The identification of molecules that can modulate RNA or protein function and the subsequent chemical and structural optimization to refine such molecules into drugs is a key activity in drug discovery. Here, we explored the extent to which chemical and structural differences in antisense oligonucleotides, designed as gapmers and capable of recruiting RNase H for target RNA cleavage, can affect their functional properties. To facilitate structure-activity learning, we analyzed two sets of iso-sequential locked nucleic acid (LNA)-modified gapmers, where we systematically varied the number and positions of LNA modifications in the flanks. In total, we evaluated 768 different and architecturally diverse gapmers in HeLa cells for target knockdown activity and cytotoxic potential and found widespread differences in both of these properties. Binding affinity between gapmer and RNA target, as well as the presence of certain short sequence motifs in the gap region, can explain these differences, and we propose statistical and machine-learning models that can be used to predict region-specific, optimal LNA-modification architectures. Once accessible regions in the target of interest have been identified, our results show how to refine and optimize LNA gapmers with improved pharmacological profiles targeting such regions.

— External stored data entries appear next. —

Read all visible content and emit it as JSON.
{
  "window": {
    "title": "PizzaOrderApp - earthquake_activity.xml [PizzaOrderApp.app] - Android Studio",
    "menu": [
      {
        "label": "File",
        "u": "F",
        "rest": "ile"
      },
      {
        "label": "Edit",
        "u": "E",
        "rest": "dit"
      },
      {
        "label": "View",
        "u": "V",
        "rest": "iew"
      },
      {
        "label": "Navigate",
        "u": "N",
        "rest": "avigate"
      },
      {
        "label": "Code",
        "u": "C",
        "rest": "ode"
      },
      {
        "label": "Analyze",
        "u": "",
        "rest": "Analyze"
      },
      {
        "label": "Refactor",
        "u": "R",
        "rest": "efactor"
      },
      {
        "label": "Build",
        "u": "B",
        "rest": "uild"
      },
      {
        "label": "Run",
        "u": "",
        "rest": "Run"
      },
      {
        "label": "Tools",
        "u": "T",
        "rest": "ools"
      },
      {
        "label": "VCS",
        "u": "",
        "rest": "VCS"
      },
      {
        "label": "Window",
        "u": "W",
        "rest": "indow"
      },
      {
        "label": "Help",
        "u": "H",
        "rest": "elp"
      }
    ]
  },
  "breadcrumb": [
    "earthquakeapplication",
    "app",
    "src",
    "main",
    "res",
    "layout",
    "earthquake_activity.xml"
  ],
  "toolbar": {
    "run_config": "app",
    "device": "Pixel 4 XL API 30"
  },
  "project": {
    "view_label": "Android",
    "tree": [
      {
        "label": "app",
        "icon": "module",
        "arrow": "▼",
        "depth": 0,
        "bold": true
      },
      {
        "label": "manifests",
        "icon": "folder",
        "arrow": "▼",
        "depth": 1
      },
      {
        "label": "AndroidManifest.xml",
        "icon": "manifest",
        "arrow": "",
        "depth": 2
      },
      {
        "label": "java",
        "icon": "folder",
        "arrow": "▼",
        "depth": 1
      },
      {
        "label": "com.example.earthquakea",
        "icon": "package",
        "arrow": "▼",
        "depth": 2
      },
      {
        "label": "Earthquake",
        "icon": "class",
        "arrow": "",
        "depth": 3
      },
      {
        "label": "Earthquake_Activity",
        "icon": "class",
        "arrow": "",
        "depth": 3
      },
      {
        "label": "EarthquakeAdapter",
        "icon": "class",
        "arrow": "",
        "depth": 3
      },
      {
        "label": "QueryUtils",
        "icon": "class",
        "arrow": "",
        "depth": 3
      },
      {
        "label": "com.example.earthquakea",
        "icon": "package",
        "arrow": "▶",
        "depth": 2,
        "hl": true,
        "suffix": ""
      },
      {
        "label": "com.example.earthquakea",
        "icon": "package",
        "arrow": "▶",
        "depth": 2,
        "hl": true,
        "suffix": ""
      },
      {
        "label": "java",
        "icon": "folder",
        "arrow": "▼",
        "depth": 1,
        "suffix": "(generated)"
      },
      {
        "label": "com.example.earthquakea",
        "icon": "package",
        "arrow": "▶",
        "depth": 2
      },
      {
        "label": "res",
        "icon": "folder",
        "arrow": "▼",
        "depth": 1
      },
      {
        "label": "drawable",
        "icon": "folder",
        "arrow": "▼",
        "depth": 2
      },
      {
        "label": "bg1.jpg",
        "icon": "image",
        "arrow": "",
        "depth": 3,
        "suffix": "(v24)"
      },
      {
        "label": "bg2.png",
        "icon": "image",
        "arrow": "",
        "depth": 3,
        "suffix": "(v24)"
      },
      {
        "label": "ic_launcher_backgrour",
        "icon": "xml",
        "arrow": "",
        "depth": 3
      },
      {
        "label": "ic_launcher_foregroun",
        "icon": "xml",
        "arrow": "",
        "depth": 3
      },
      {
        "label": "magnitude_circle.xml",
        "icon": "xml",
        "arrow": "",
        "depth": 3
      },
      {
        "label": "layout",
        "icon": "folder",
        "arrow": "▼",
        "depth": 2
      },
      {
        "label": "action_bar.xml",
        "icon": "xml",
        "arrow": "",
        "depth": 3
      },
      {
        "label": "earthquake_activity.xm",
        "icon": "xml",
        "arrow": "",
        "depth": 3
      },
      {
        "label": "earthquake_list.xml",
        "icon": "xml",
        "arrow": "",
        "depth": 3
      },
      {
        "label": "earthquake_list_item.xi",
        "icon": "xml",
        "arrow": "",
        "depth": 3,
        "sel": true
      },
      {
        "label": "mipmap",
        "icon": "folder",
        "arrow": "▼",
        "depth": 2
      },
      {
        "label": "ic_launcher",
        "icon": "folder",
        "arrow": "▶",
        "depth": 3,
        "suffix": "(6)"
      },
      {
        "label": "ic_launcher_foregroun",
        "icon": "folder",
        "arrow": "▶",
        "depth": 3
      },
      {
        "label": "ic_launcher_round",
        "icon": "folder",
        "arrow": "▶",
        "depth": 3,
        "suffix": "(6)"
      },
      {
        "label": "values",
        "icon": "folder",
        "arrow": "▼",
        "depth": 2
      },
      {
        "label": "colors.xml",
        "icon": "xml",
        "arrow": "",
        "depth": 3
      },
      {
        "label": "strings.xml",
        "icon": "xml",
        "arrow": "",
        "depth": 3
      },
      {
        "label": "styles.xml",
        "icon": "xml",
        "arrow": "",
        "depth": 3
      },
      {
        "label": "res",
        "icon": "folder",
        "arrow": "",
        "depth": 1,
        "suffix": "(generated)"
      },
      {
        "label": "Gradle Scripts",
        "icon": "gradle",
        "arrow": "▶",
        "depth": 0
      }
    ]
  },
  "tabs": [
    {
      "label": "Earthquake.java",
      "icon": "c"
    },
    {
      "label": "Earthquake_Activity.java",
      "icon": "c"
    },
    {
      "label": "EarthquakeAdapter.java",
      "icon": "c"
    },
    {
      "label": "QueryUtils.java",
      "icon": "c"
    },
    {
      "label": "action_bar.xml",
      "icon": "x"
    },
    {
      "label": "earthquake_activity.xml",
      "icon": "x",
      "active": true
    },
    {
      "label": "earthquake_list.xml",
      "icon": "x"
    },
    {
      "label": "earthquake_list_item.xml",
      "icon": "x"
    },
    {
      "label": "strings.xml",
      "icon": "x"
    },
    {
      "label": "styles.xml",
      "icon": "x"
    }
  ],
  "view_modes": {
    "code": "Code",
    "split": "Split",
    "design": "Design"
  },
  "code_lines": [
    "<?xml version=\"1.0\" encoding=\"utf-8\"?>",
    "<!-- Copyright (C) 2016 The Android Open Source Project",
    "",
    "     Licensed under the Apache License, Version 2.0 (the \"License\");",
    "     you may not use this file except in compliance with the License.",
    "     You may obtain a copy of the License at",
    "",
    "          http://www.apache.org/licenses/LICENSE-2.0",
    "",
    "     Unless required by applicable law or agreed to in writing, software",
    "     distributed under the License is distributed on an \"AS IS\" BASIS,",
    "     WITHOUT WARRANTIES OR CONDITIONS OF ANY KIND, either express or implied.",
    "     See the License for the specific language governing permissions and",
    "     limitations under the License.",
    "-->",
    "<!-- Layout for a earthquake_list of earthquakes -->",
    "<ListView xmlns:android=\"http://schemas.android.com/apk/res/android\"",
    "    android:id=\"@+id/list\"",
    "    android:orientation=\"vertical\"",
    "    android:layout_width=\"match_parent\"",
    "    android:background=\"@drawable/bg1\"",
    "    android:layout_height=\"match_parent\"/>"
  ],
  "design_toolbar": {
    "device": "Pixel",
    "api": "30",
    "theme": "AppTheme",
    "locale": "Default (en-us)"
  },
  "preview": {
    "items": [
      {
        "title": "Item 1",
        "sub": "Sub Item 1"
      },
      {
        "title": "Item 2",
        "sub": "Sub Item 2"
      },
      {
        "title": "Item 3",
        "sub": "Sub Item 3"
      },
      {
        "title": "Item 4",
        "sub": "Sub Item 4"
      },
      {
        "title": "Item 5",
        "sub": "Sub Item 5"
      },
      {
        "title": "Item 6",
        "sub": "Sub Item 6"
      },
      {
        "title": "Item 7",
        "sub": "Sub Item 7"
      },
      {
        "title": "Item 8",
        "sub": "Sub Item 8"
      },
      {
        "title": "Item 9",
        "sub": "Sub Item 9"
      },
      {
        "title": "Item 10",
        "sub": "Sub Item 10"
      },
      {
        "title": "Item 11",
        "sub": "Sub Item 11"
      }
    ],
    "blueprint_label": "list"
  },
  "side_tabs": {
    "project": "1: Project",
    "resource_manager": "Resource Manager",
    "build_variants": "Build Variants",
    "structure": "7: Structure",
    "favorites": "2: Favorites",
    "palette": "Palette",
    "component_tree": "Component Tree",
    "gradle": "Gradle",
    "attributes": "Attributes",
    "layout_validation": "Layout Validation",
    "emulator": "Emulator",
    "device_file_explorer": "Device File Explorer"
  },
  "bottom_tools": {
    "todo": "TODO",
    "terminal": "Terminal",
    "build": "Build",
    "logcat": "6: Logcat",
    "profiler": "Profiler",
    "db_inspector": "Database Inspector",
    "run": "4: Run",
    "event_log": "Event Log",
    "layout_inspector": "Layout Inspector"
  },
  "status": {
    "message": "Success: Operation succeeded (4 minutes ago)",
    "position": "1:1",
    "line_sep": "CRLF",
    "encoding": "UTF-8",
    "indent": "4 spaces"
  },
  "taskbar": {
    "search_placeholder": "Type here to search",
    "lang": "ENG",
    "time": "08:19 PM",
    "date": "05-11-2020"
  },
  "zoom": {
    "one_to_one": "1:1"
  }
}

鉴定可调节RNA或蛋白质功能的分子以及随后的化学和结构优化，以将此类分子精炼成药物，这是药物发现中的关键活动。在这里，我们探讨了反义寡核苷酸的化学和结构差异（被设计为gapmers并能够募集RNase H进行靶RNA切割）在多大程度上影响其功能特性。为促进结构活性学习，我们分析了两组等序锁定核酸（LNA）修饰的间隔体，在其中我们系统地改变了侧面LNA修饰的数量和位置。总体而言，我们评估了HeLa细胞中768种不同的和结构上不同的缺口聚体，其靶标敲除活性和细胞毒性潜力均存在，并且发现这两种特性存在广泛差异。gapmer与RNA靶标之间的结合亲和力以及间隙区域中某些短序列基序的存在可以解释这些差异，我们提出了统计和机器学习模型，可用于预测区域特异性的最佳LNA-修改架构。一旦确定了目标靶标中的可及区域，我们的结果就会显示出如何以针对此类区域的改进药理学特征来优化和优化LNA缺口聚体。